The overacting hall of fame

Slide show: Sometimes an actor has to go over the top to sell a performance. Here are some of the most memorable

Published September 23, 2011 11:30PM (EDT)

I am writing ... this introduction ... in the STYLE ... of the PERFORMANCES ... of one Mr. Al Pacino, who sometime around 1989 or so left his ... minimalist ... style behind and embraced a BIG, BIG, BIIIIIIIIG style, with lots of ... seemingly ... random ... pauses and unexpected ... emphases ... and SHOUTING!!!! SHOUTING!!! SHOUTING, DO YOU HEAR???

Sorry. Once you start imitating late Pacino it's hard to stop. He's a charter inductee in the Overacting Hall of Fame -- a hall of legends whose ranks will surely grow once you add your own favorites to the Letters section.

I need to offer a few words of explanation before we cut the ribbon and welcome readers into the hall. First, although it might seem hard to believe, I don't intend the word "overacting" as an automatic pejorative. I'm treating it as a descriptive, even scientific term: a performance in which the actor does much more than was probably necessary to get the point across. Sometimes overacting is sheer torture, especially when the performer is problematic to start with (a couple of offenders are cited here). But oftentimes overacting is just a style choice or a matter of artistic temperament. I don't think Udo Kier or Klaus Kinski, to name just two borderline expressionistic actors, ever gave a quietly modulated performance, and Orson Welles, quite the ham, is on record saying that big performances are not necessarily bad, and that a "realistic" performance is not necessarily the same as a good one.

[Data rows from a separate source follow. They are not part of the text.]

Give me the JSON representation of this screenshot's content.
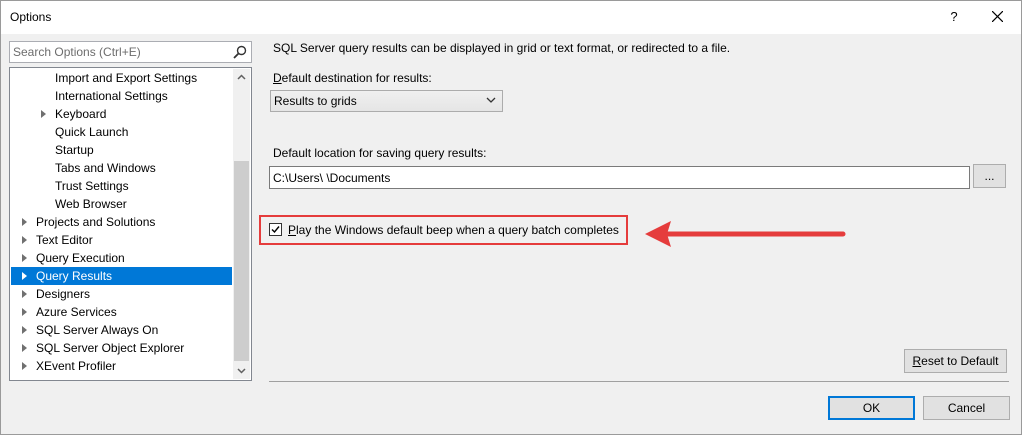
{
  "window": {
    "title": "Options",
    "help_label": "?"
  },
  "search": {
    "placeholder": "Search Options (Ctrl+E)",
    "value": ""
  },
  "tree": {
    "items": [
      {
        "label": "Import and Export Settings",
        "expandable": false,
        "selected": false
      },
      {
        "label": "International Settings",
        "expandable": false,
        "selected": false
      },
      {
        "label": "Keyboard",
        "expandable": true,
        "selected": false
      },
      {
        "label": "Quick Launch",
        "expandable": false,
        "selected": false
      },
      {
        "label": "Startup",
        "expandable": false,
        "selected": false
      },
      {
        "label": "Tabs and Windows",
        "expandable": false,
        "selected": false
      },
      {
        "label": "Trust Settings",
        "expandable": false,
        "selected": false
      },
      {
        "label": "Web Browser",
        "expandable": false,
        "selected": false
      },
      {
        "label": "Projects and Solutions",
        "expandable": true,
        "selected": false
      },
      {
        "label": "Text Editor",
        "expandable": true,
        "selected": false
      },
      {
        "label": "Query Execution",
        "expandable": true,
        "selected": false
      },
      {
        "label": "Query Results",
        "expandable": true,
        "selected": true
      },
      {
        "label": "Designers",
        "expandable": true,
        "selected": false
      },
      {
        "label": "Azure Services",
        "expandable": true,
        "selected": false
      },
      {
        "label": "SQL Server Always On",
        "expandable": true,
        "selected": false
      },
      {
        "label": "SQL Server Object Explorer",
        "expandable": true,
        "selected": false
      },
      {
        "label": "XEvent Profiler",
        "expandable": true,
        "selected": false
      }
    ]
  },
  "panel": {
    "description": "SQL Server query results can be displayed in grid or text format, or redirected to a file.",
    "destination_label_accel": "D",
    "destination_label_rest": "efault destination for results:",
    "destination_value": "Results to grids",
    "location_label": "Default location for saving query results:",
    "location_value": "C:\\Users\\              \\Documents",
    "browse_label": "...",
    "beep_checked": true,
    "beep_label_accel": "P",
    "beep_label_rest": "lay the Windows default beep when a query batch completes",
    "reset_accel": "R",
    "reset_rest": "eset to Default"
  },
  "footer": {
    "ok_label": "OK",
    "cancel_label": "Cancel"
  },
  "colors": {
    "selection": "#0078d7",
    "annotation": "#e53c3c"
  },
  "icons": {
    "search": "magnifier-icon",
    "close": "close-icon",
    "dropdown": "chevron-down-icon",
    "expander": "triangle-right-icon",
    "annotation": "arrow-left-icon"
  }
}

Other actors can switch-hit between small and big, Pacino being an excellent example; in the '90s, at roughly the same time that he was wolfing down hundreds of square kilometers of scenery in such iconic films as "Scent of a Woman" and "Heat," he managed to be realistically, beautifully big in "Glengarry Glen Ross" and exquisitely small in "Donnie Brasco." And of course, still other actors work best when they work BIG, and seem to fade into the wallpaper when they try to be subtle. Those kinds of performers are represented here, too. You'll know them when you see them.